Wayne's Github Page

A place to learn about statistics

Using random functions

Random functions have a unique role in statistical computing. We can use these to simulate/draw samples from a complex process then study its behavior. Examples include seeing if the median follows a central limit theorem, approximating the finite sample distribution instead of relying on asymptotic theory to make inference. Classic sampling when the population is too large is used for surveys, in machine learning, and in optimization methods.

The random functions are conceptually identitcal to random variables, repeated evaluations with the same input will return potentially different values from a distribution. For example, mathematically we migth say \(Y \sim Normal(0, 1)\) and our data is \(Y_1, \dots, Y_n\) then programmatically we could write (the example below is an attempt to keep notation consistent):

from random import gauss

n = 5
def Y():
    return gauss(0, 1)
Ys = [Y() for _ in range(n)]

Common functionalities in random functions

There are a few basic functionalities one should be aware of with random functions. These are true for most modules that support random operations.

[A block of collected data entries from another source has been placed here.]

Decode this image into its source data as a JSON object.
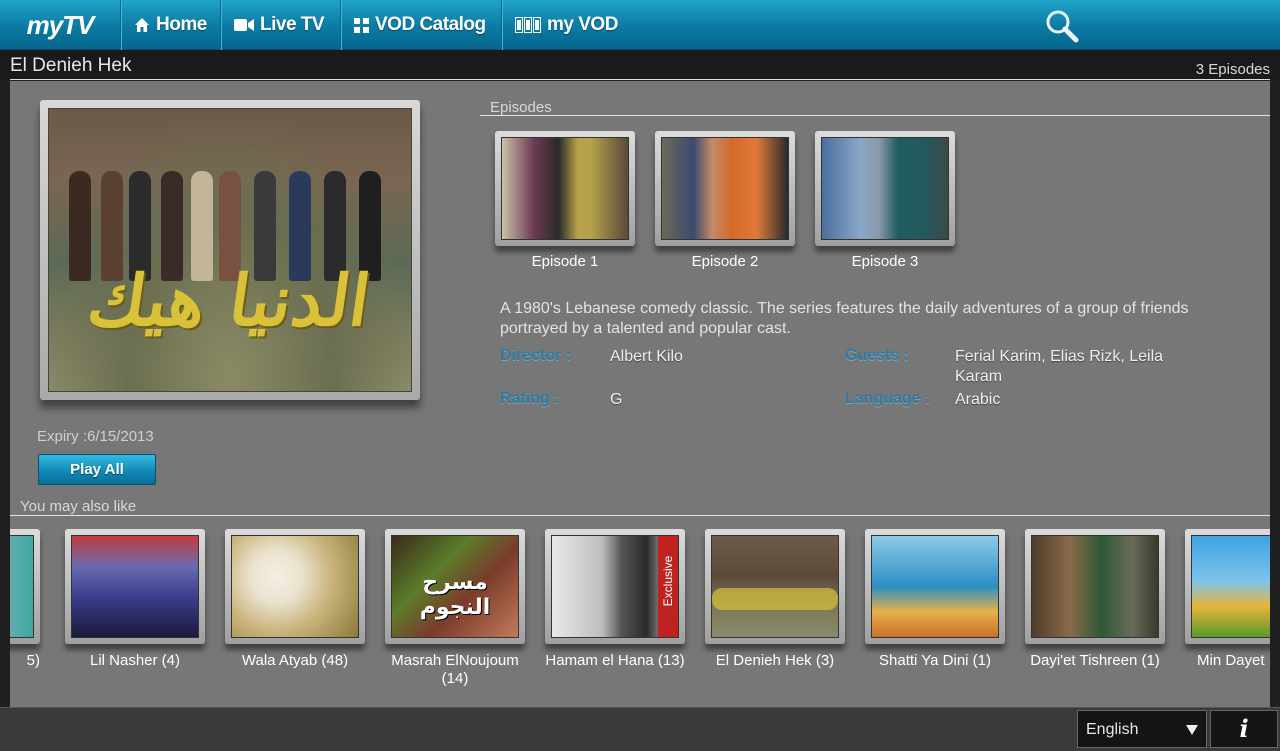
{
  "nav": {
    "logo": "myTV",
    "items": [
      {
        "label": "Home",
        "icon": "home-icon"
      },
      {
        "label": "Live TV",
        "icon": "video-camera-icon"
      },
      {
        "label": "VOD Catalog",
        "icon": "grid-icon"
      },
      {
        "label": "my VOD",
        "icon": "film-strip-icon"
      }
    ],
    "search_icon": "search-icon"
  },
  "show": {
    "title": "El Denieh Hek",
    "episode_count": "3 Episodes",
    "expiry": "Expiry :6/15/2013",
    "play_all": "Play All",
    "poster_text": "الدنيا هيك"
  },
  "episodes": {
    "label": "Episodes",
    "items": [
      {
        "label": "Episode 1",
        "colors": [
          "#6e3b55",
          "#b6a24a",
          "#c9c2a8"
        ]
      },
      {
        "label": "Episode 2",
        "colors": [
          "#3c4a6e",
          "#d46a2a",
          "#2a2a2a"
        ]
      },
      {
        "label": "Episode 3",
        "colors": [
          "#4a6f9e",
          "#1f5d63",
          "#8a9aa8"
        ]
      }
    ]
  },
  "details": {
    "description": "A 1980's Lebanese comedy classic. The series features the daily adventures of a group of friends portrayed by a talented and popular cast.",
    "director_key": "Director :",
    "director_val": "Albert Kilo",
    "guests_key": "Guests :",
    "guests_val": "Ferial Karim, Elias Rizk, Leila Karam",
    "rating_key": "Rating :",
    "rating_val": "G",
    "language_key": "Language :",
    "language_val": "Arabic"
  },
  "recommendations": {
    "label": "You may also like",
    "items": [
      {
        "label": "5)",
        "colors": [
          "#3ea7a3",
          "#b9cbd1"
        ]
      },
      {
        "label": "Lil Nasher (4)",
        "colors": [
          "#3a3f8c",
          "#c23b3b"
        ]
      },
      {
        "label": "Wala Atyab (48)",
        "colors": [
          "#c9b37a",
          "#eae3cf"
        ]
      },
      {
        "label": "Masrah ElNoujoum (14)",
        "colors": [
          "#5b7d2a",
          "#7a3b2b"
        ]
      },
      {
        "label": "Hamam el Hana (13)",
        "colors": [
          "#e9e9e9",
          "#2a2a2a"
        ]
      },
      {
        "label": "El Denieh Hek (3)",
        "colors": [
          "#6c5a4a",
          "#d9c23a"
        ]
      },
      {
        "label": "Shatti Ya Dini (1)",
        "colors": [
          "#2c8fc2",
          "#e7b14a"
        ]
      },
      {
        "label": "Dayi'et Tishreen (1)",
        "colors": [
          "#4e3d2c",
          "#2d5a35"
        ]
      },
      {
        "label": "Min Dayet",
        "colors": [
          "#3fa3e0",
          "#e6b43b"
        ]
      }
    ],
    "masrah_text": "مسرح النجوم",
    "exclusive_text": "Exclusive"
  },
  "footer": {
    "language": "English",
    "info_label": "i"
  }
}
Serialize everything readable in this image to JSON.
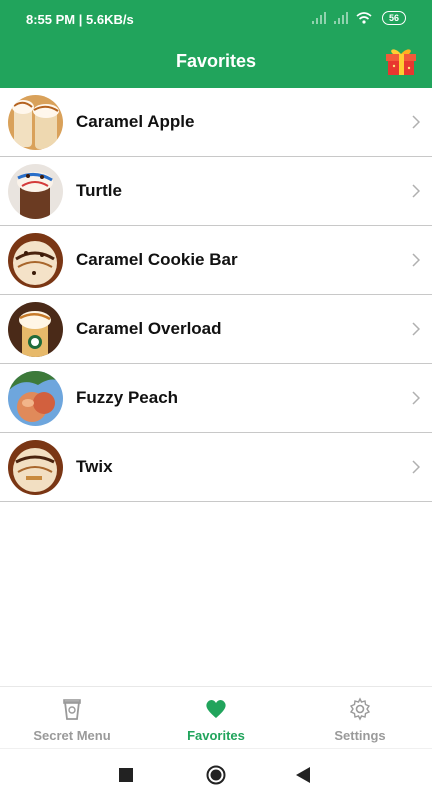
{
  "status_bar": {
    "time": "8:55 PM | 5.6KB/s",
    "battery": "56"
  },
  "header": {
    "title": "Favorites"
  },
  "favorites": [
    {
      "name": "Caramel Apple"
    },
    {
      "name": "Turtle"
    },
    {
      "name": "Caramel Cookie Bar"
    },
    {
      "name": "Caramel Overload"
    },
    {
      "name": "Fuzzy Peach"
    },
    {
      "name": "Twix"
    }
  ],
  "bottom_nav": {
    "tabs": [
      {
        "label": "Secret Menu",
        "icon": "cup-icon"
      },
      {
        "label": "Favorites",
        "icon": "heart-icon"
      },
      {
        "label": "Settings",
        "icon": "gear-icon"
      }
    ],
    "active": "Favorites"
  },
  "colors": {
    "primary": "#21a45c",
    "inactive": "#9a9a9a"
  }
}
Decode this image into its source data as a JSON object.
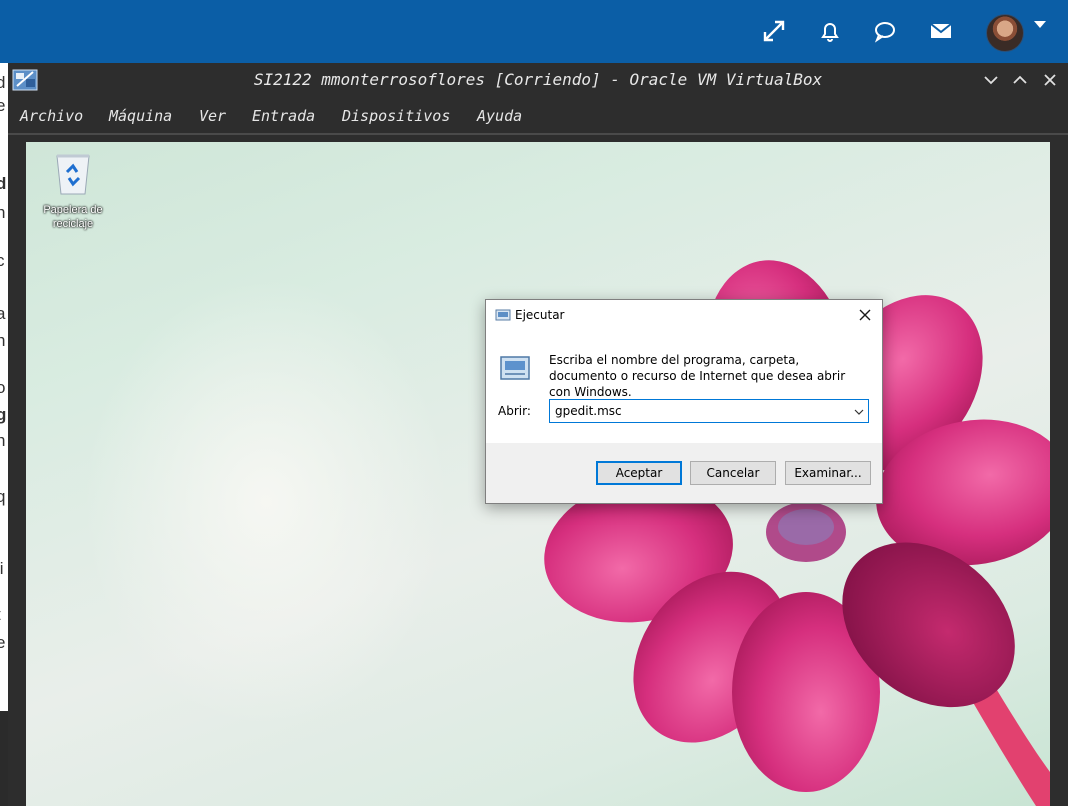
{
  "topbar": {
    "icons": [
      "expand-icon",
      "bell-icon",
      "chat-icon",
      "mail-icon"
    ],
    "brand_color": "#0b5ea6"
  },
  "vbox": {
    "title": "SI2122 mmonterrosoflores [Corriendo] - Oracle VM VirtualBox",
    "menu": [
      "Archivo",
      "Máquina",
      "Ver",
      "Entrada",
      "Dispositivos",
      "Ayuda"
    ]
  },
  "desktop": {
    "recycle_bin_label": "Papelera de reciclaje"
  },
  "run_dialog": {
    "title": "Ejecutar",
    "message": "Escriba el nombre del programa, carpeta, documento o recurso de Internet que desea abrir con Windows.",
    "open_label": "Abrir:",
    "input_value": "gpedit.msc",
    "ok_label": "Aceptar",
    "cancel_label": "Cancelar",
    "browse_label": "Examinar..."
  },
  "background_page_fragments": [
    "d",
    "e",
    "d",
    "n",
    "c",
    "l",
    "a",
    "n",
    "o",
    "g",
    "n",
    "q",
    "li",
    "t",
    "e",
    "r"
  ]
}
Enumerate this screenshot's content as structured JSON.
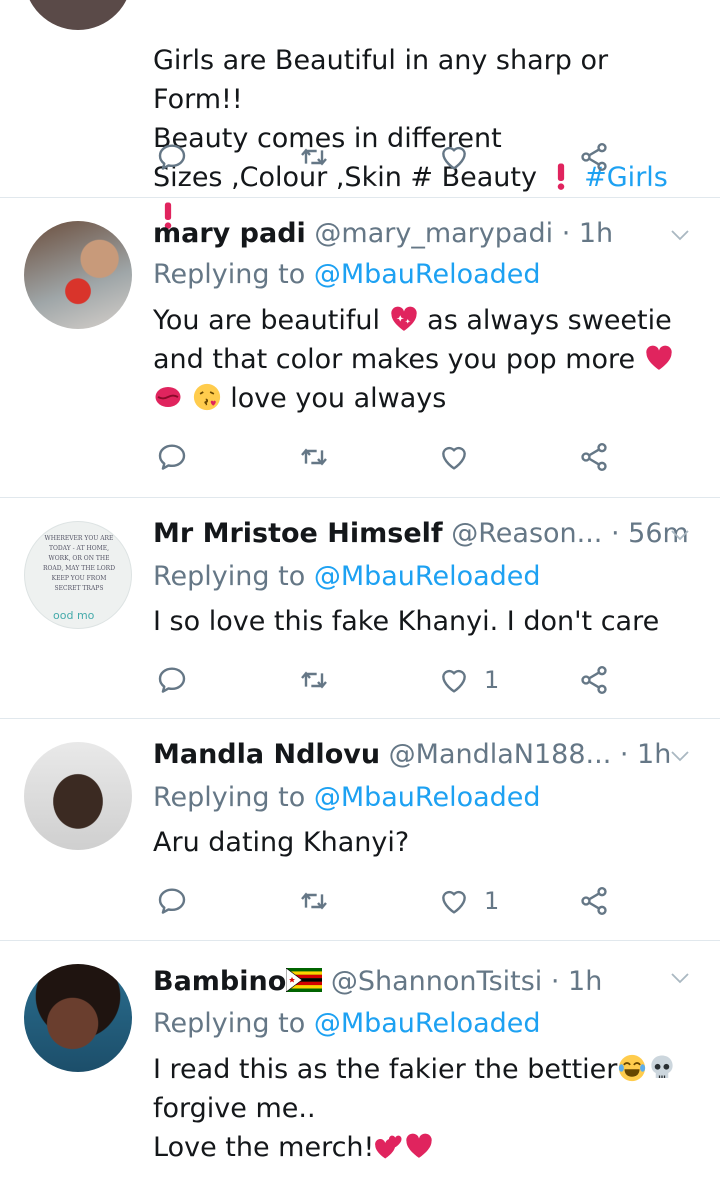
{
  "tweets": [
    {
      "body_text": "Girls are Beautiful in any sharp or Form!!\nBeauty comes in different\nSizes ,Colour ,Skin # Beauty ",
      "hashtag": "#Girls",
      "actions": {
        "reply": "",
        "retweet": "",
        "like": "",
        "share": ""
      }
    },
    {
      "name": "mary padi",
      "handle": "@mary_marypadi",
      "time": "· 1h",
      "replying_prefix": "Replying to ",
      "replying_to": "@MbauReloaded",
      "body_line1": "You are beautiful",
      "body_line1b": "as always sweetie",
      "body_line2": "and that color makes you pop more",
      "body_line3": "love you always",
      "like_count": ""
    },
    {
      "name": "Mr Mristoe Himself",
      "handle": "@Reason...",
      "time": "· 56m",
      "replying_prefix": "Replying to ",
      "replying_to": "@MbauReloaded",
      "body": "I so love this fake Khanyi. I don't care",
      "like_count": "1",
      "avatar_text": "WHEREVER YOU ARE TODAY - AT HOME, WORK, OR ON THE ROAD, MAY THE LORD KEEP YOU FROM SECRET TRAPS",
      "avatar_footer": "ood mo"
    },
    {
      "name": "Mandla Ndlovu",
      "handle": "@MandlaN188...",
      "time": "· 1h",
      "replying_prefix": "Replying to ",
      "replying_to": "@MbauReloaded",
      "body": "Aru dating Khanyi?",
      "like_count": "1"
    },
    {
      "name": "Bambino",
      "handle": "@ShannonTsitsi",
      "time": "· 1h",
      "replying_prefix": "Replying to ",
      "replying_to": "@MbauReloaded",
      "body_line1": "I read this as the fakier the bettier",
      "body_line2": "forgive me..",
      "body_line3": "Love the merch!"
    }
  ],
  "colors": {
    "accent": "#1da1f2",
    "muted": "#657786",
    "heart_red": "#e0245e",
    "divider": "#e1e8ed"
  }
}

Notable packages with random functions

Random vs hash functions

A truly random continuous function, when called twice, will have 0 probability of returning the same value.

import random

# Get 3 different random values with the same input
rand_perc = [random.uniform(0, 1) for _ in range(3)]

Hash functions although map their inputs to a seeming random output, are consistent in returning the same output when provided with the same input. This is useful with ID generation or AB testing assignment when you want the same user to be assigned to the same treatment/control group as before.

import hashlib

input = 'wayne lee - homepage v2'


def str2perc(input):
    output = hashlib.md5(input.encode())
    # a random but predictable hex value
    output_hex = output.hexdigest()
    # converting the hex value into a percentage
    output_perc = int(output_hex, 16) / 16**len(output_hex)
    return output_perc


# Get 3 identical random values with the same input
hash_perc = [str2perc(input) for _ in range(3)]

Repeating the same random numbers by fixing the seed and more

Sometimes we want to ensure our results are reproducible, this is when we fix the seed and the order we call the random functions in.

import random

random.seed('hello world')
print([random.uniform(0, 1) for _ in range(3)])

random.seed('hello world')
print([random.uniform(0, 1) for _ in range(3)])

random.seed('hello world')
#_ = random.shuffle([1, 2, 3])
_ = random.uniform(0, 1)
print([random.uniform(0, 1) for _ in range(3)])

In the example above, notice how the first 2 random sequences are identical and the last one is simply shifted. The key is that in addition to fixing the random seeds, one needs to be careful about the other calls to the random module in order to reproduce the same results. This is not suitable for production when multiple services are acting asynchronously.